Students relying more and more on AI, undermining the joy of learning
FRESNO, Calif. (TNS) — Education is useful in many ways: People need to learn to read and write, and we must also learn social and emotional skills that help us navigate the complexities of life. But education is also intrinsically valuable. It is a fundamental good for thinking beings.
We forget this in a world that views education as a mere means to obtaining a degree or credential, and the prestige that comes with them. When viewed in this way, cheating is tempting — a shortcut to the desired result. Today, the siren song of AI offers another way to avoid the hard work of learning.
Teachers and professors have always fretted about cheating. Now, artificial intelligence poses further challenges. AI can be a useful tool, but when it’s a substitute for genuine thought, it corrupts education.
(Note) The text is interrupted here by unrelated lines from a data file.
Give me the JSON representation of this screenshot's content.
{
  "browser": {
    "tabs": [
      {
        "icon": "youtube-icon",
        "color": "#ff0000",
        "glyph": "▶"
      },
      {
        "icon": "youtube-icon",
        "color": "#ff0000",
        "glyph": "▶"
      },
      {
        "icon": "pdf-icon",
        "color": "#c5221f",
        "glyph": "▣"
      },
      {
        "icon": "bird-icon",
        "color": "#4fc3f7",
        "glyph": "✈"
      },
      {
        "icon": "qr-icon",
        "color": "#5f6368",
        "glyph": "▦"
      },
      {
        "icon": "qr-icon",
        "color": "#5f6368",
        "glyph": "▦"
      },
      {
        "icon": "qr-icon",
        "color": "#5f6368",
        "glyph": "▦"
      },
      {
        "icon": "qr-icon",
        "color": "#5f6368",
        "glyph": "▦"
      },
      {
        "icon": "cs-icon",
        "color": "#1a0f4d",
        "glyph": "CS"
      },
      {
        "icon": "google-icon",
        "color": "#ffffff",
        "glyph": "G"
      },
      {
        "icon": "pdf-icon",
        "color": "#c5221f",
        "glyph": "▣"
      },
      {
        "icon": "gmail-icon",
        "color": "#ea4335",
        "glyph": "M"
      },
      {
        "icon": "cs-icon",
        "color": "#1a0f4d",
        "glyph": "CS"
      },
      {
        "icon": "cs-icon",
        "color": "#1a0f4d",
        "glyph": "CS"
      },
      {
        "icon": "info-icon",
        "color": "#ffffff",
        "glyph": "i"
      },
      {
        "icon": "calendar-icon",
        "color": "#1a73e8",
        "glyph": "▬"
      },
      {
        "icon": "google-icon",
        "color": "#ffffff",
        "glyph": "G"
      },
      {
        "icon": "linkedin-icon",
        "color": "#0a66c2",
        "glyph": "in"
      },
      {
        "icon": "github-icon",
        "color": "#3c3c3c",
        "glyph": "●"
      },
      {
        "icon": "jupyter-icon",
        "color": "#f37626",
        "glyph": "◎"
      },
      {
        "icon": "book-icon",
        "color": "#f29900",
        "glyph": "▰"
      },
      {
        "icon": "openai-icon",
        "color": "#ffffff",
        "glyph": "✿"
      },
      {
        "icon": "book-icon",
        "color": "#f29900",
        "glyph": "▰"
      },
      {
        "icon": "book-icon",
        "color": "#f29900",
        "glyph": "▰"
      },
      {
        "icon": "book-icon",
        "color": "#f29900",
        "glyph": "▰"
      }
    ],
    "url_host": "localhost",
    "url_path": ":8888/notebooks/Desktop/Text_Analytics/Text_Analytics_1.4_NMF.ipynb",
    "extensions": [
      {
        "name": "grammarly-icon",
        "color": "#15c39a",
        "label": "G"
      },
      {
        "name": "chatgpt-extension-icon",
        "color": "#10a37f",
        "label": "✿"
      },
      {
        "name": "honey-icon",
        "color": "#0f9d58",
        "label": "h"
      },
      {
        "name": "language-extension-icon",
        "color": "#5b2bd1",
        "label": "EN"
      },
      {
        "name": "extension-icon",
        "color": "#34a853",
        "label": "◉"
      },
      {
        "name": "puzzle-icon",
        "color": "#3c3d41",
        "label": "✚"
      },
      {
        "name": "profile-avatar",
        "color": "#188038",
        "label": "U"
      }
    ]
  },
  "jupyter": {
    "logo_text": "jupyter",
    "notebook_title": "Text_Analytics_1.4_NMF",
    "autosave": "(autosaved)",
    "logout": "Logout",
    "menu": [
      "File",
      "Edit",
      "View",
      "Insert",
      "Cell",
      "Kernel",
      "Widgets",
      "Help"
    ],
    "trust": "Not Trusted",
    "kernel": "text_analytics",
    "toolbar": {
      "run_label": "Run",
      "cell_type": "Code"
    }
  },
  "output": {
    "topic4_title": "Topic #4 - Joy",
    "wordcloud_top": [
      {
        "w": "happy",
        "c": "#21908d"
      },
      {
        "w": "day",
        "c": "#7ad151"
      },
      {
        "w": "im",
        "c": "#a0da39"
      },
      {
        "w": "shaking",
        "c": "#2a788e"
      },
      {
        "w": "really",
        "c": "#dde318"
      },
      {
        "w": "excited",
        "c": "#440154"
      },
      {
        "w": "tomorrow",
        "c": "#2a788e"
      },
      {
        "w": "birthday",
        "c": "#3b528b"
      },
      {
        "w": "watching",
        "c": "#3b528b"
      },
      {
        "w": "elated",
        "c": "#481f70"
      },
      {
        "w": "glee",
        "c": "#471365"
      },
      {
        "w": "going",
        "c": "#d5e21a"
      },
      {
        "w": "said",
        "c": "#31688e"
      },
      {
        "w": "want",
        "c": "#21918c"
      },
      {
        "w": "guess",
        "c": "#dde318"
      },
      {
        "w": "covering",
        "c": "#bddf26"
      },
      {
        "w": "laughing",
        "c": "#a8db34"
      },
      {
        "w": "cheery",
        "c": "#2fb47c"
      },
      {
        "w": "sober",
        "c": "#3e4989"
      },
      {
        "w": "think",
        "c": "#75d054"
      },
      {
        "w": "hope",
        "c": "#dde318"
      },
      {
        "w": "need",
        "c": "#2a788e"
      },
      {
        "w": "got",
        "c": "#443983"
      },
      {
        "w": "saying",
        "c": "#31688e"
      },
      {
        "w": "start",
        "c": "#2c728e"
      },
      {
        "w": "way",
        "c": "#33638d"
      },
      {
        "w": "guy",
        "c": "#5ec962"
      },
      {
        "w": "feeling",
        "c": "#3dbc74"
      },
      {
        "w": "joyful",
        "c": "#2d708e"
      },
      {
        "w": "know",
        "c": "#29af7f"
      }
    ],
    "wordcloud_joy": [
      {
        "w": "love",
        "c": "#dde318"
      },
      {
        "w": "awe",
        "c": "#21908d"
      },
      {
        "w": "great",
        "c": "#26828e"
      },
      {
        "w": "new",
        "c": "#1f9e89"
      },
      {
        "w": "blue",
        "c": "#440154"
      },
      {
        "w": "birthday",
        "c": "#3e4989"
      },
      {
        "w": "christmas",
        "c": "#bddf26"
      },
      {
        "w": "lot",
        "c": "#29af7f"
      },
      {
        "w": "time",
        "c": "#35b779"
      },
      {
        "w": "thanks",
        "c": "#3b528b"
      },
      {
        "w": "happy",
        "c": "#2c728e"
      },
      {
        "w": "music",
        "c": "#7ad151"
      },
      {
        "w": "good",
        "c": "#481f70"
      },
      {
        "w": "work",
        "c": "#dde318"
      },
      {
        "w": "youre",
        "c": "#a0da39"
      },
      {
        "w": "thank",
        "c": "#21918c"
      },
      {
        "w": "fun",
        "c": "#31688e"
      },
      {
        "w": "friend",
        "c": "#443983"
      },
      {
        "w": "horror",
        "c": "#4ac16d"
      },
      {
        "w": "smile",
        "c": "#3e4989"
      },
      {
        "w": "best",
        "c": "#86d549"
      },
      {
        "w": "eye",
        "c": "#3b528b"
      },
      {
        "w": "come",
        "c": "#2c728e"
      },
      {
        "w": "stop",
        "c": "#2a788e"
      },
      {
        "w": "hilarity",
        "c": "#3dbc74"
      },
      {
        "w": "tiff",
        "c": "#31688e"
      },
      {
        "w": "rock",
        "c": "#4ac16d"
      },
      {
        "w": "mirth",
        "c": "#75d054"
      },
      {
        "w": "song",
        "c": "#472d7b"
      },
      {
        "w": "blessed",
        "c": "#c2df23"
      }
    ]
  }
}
It is important to prevent shortcuts to genuine thinking and learning. Cheating is wrong because it is dishonest. And it’s unfair to those who don’t do it. But the main problem is that the cheater has not learned anything.
Some discussions of this topic devolve into a cat-and-mouse game of detection and evasion. As teachers try to prevent unethical behavior, cheaters try to avoid getting caught. But this is not enough: Curiosity and wonder are not produced by obedient rule-following. The deeper problem is the general view of education as a mere means to some other end.
This instrumental view of education is typical in contemporary conversations about schools and universities, where folks talk about education in purely economic terms. This approach asks, what is the return on investment? Or, how does education contribute to economic growth?
Those are relevant questions. But the worth of education is not merely its cash value. More important is the way that education transmits culture and meaning. Education facilitates social and moral development. It leads young people to become decent adults and responsible citizens.
Education also directs our minds toward higher things, including the big questions of justice, beauty and truth. To be fully human is to learn to think critically about these perennial questions: What is good? What is beautiful? And what is true?
In wrestling with these questions, we also discover the power and joy of thought itself. Human beings have an innate desire to think and learn. We are curious beings, with brains that seek stimulation. We wonder about ourselves and the world around us. We explore and create. The love of learning makes us fully human.
An education that does not stimulate wonder is mere training — it may be fit for slaves and animals, but it’s not adequate to the nobility of the human spirit.
The sages of the world have noted that people are often as confused about the purpose of education as they are about the meaning of life. Business-minded folks think life is all about profit. Others focus on pleasure and amusement. But the sages suggest that the best life is spent cultivating the mind.
Aristotle celebrated “intellectual enjoyment in leisure.” An example he discusses is music: The music industry generates profits, and music can be pleasantly amusing. But the study of music leads to deeper things — music stimulates the mind and leads to fundamental questions about sound, ratio, creativity and the meaning of aesthetic experience.
The same expansive form of thinking occurs in the proper study of mathematics, literature, history, religion or science. These studies are useful for citizens and workers. But they are also valuable for their own sake, as sources of intellectual enjoyment.
And this is what cheaters and those who instrumentalize education misunderstand: The goal of education is education itself, not the outcome of a grade or a degree. Artificial intelligence is similarly confusing. Machines can quickly distill information. But the joy of thinking is only available to spiritual beings like ourselves. Human beings are driven to learn by our innate curiosity, our passionate creativity and our sense of wonder.
As we return to classrooms this fall, let’s recall the intrinsic value of thinking. Authentic and humane education should stimulate the human spirit. One might suppose that education satisfies a desire for knowledge. But the love of learning is never satisfied. Curiosity is open-ended and insatiable. Education does not merely shed light, it also kindles a fire.
(Andrew Fiala is the interim department chair of California State University, Fresno’s Department of Philosophy.)